Schwäbische Zeitung (Friedrichshafen)

Mit kühlem Kopf zum Horizont

- Von Harald Ruppert

Hinter dem Horizont geht’s weiter, sang Udo Lindenberg. Er formuliert­e damit eine schlichte Wahrheit. Aber es gibt zweierlei Horizonte: den geographis­chen und den geistigen. Der geographis­che verschiebt sich leicher: Man marschiert ein wenig, schon liegt der Horizont woanders. Der geistige Horizont wird dagegen hingenomme­n. Jeder ist mit seinem zufrieden und hält an ihm fest.

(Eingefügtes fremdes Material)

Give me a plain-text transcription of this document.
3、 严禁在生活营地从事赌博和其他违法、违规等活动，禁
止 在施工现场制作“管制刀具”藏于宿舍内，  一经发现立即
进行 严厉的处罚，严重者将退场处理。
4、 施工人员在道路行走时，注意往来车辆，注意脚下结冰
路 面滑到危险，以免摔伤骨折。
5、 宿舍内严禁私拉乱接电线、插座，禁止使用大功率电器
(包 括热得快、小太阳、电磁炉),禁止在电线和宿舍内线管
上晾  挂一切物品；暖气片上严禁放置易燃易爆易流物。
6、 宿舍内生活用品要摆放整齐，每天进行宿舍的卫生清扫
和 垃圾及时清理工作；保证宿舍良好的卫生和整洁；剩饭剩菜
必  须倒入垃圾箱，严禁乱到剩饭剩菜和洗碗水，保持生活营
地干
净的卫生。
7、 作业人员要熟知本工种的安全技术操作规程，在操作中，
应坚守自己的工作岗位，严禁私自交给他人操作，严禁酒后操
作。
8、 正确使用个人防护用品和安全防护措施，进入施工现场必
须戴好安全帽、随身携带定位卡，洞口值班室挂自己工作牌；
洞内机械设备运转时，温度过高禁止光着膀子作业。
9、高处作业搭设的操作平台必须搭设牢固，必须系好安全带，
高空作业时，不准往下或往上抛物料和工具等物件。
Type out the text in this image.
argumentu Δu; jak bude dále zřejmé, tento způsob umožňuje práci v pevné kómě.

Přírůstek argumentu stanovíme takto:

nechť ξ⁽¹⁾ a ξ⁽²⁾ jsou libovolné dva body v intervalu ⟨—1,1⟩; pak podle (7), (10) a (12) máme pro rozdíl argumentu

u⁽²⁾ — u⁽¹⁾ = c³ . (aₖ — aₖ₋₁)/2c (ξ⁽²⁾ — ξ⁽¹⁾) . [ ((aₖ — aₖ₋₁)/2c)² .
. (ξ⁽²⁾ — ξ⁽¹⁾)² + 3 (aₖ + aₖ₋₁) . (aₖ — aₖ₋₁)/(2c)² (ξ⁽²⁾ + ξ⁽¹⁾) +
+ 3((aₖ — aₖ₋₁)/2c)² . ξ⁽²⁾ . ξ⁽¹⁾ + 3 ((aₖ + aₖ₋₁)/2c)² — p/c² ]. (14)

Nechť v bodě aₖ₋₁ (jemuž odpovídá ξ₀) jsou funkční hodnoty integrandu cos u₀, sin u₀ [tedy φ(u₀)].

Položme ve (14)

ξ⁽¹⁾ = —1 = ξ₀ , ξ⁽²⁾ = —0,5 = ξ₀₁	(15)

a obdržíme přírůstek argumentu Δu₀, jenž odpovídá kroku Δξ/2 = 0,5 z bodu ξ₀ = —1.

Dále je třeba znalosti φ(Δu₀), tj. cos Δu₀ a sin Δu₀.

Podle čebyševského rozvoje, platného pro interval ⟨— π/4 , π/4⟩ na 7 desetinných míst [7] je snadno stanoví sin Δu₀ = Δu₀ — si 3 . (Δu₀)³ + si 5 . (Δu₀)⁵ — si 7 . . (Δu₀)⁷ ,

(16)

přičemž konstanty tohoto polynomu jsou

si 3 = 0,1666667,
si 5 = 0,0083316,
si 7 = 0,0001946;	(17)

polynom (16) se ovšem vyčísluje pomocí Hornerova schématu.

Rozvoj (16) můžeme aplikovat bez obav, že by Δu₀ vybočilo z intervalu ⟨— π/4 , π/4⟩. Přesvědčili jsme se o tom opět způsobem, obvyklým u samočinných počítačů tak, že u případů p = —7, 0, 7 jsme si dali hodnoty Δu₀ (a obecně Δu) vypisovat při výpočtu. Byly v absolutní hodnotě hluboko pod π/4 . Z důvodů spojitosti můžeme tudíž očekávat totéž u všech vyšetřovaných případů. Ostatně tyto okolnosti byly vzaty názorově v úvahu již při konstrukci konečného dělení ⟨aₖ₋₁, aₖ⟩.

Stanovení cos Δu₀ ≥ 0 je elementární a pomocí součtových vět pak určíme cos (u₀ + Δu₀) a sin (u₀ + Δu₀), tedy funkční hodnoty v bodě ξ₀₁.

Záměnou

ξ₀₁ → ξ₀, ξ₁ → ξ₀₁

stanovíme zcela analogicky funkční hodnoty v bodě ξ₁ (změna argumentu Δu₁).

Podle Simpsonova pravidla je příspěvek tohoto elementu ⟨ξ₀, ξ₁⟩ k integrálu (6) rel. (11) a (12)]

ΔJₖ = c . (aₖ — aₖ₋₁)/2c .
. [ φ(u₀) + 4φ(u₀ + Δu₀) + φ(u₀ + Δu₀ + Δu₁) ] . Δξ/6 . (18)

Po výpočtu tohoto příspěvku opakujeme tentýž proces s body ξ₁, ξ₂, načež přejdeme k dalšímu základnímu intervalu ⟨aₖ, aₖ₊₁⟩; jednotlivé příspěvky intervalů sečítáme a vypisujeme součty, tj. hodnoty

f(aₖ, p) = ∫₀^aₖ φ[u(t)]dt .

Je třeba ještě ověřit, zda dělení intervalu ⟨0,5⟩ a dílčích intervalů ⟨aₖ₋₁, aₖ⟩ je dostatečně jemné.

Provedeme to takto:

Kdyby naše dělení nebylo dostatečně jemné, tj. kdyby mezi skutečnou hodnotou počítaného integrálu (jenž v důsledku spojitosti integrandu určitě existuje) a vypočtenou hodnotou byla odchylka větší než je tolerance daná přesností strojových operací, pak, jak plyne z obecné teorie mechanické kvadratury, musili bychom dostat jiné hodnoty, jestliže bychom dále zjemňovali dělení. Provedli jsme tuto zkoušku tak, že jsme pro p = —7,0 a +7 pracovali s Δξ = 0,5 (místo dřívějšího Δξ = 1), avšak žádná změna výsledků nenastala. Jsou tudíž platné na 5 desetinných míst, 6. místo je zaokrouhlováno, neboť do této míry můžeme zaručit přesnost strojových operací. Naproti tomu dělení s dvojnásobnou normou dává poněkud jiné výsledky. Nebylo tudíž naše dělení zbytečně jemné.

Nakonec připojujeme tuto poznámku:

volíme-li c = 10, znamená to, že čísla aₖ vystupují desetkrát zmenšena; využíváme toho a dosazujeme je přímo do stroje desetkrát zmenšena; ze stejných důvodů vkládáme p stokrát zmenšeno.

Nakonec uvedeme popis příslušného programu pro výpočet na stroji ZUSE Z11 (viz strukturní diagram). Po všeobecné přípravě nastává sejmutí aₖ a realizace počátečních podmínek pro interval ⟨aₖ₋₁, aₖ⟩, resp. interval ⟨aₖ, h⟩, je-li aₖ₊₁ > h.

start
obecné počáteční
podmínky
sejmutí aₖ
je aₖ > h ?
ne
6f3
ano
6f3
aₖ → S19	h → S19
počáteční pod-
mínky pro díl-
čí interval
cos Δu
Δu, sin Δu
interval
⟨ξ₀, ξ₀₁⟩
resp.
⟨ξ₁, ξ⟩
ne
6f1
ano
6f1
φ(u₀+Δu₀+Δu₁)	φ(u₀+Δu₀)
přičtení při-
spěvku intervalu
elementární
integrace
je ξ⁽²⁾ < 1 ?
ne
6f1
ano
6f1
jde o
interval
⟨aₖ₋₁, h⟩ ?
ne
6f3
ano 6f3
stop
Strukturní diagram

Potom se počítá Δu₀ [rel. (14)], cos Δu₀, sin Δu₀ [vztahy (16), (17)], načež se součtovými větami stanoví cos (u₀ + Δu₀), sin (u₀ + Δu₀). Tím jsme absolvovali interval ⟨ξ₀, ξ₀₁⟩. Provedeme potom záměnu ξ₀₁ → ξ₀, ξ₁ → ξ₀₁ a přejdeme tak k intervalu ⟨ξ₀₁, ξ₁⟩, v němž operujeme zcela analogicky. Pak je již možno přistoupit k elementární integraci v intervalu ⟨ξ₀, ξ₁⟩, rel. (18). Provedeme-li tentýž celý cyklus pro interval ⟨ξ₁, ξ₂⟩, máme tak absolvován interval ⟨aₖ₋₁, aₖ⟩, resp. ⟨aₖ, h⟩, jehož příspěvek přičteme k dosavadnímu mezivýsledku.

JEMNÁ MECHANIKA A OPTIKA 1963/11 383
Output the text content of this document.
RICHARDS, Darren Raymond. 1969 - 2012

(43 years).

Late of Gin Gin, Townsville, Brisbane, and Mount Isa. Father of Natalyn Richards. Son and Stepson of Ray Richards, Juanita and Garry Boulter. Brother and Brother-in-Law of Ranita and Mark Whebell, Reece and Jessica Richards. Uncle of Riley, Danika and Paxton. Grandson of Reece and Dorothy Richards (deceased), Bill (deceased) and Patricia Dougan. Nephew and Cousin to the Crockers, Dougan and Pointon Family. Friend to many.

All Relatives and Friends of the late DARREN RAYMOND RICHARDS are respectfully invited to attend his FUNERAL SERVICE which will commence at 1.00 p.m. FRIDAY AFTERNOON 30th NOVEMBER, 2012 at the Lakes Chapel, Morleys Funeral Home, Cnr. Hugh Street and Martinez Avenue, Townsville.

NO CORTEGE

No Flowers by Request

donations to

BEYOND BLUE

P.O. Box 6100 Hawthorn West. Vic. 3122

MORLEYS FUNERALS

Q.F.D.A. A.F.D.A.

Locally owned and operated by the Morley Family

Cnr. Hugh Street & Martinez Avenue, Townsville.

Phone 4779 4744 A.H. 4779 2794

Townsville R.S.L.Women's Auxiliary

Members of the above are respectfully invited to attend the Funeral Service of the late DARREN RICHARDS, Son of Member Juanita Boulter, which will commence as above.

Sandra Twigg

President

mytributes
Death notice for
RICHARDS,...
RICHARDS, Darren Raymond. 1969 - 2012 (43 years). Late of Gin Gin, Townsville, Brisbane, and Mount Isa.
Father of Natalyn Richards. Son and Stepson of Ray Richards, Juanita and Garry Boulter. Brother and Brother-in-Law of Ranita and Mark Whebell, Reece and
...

Das merkte meine Frau kürzlich beim Bäcker. Stieg da vor der Tür ein Fahrer aus dem Auto, ließ den Motor laufen und stellte sich hinter sie in die Schlange. Keine besonders lange Schlange. Aber weil Bäcker heute ja richtige Gasthöfe mit 20 Sitzplätze­n sind, die sechs Sorten Kaffee und zehn verschiede­ne Sorten belegter Brötchen im Angebot haben, dauerte es eine Weile, bis sie dran war. Währenddes­sen tuckerte draußen in der prallen Sonne der Motor des Mannes hinter ihr. Endlich fragte sie ihn, ob es nicht eine gute Idee wäre, den Motor abzustelle­n. Nein, das sei keine gute Idee, meinte er. Weil im Auto die Klimaanlag­e nicht funktionie­re, wenn der Motor nicht laufe. Interessan­t, sagte meine Frau. Damit es im Auto kalt ist, heizen sie mit dem Motor das Klima weiter auf. Um deshalb dann die Klimaanlag­e noch weiter hochzudreh­en. Auf diesen Einwand gab er nichts, machte nur eine wegwerfend­e Handbewegu­ng. Er wird dann weggefahre­n sein, um den Horizont zu verschiebe­n. Aber nur den geographis­chen.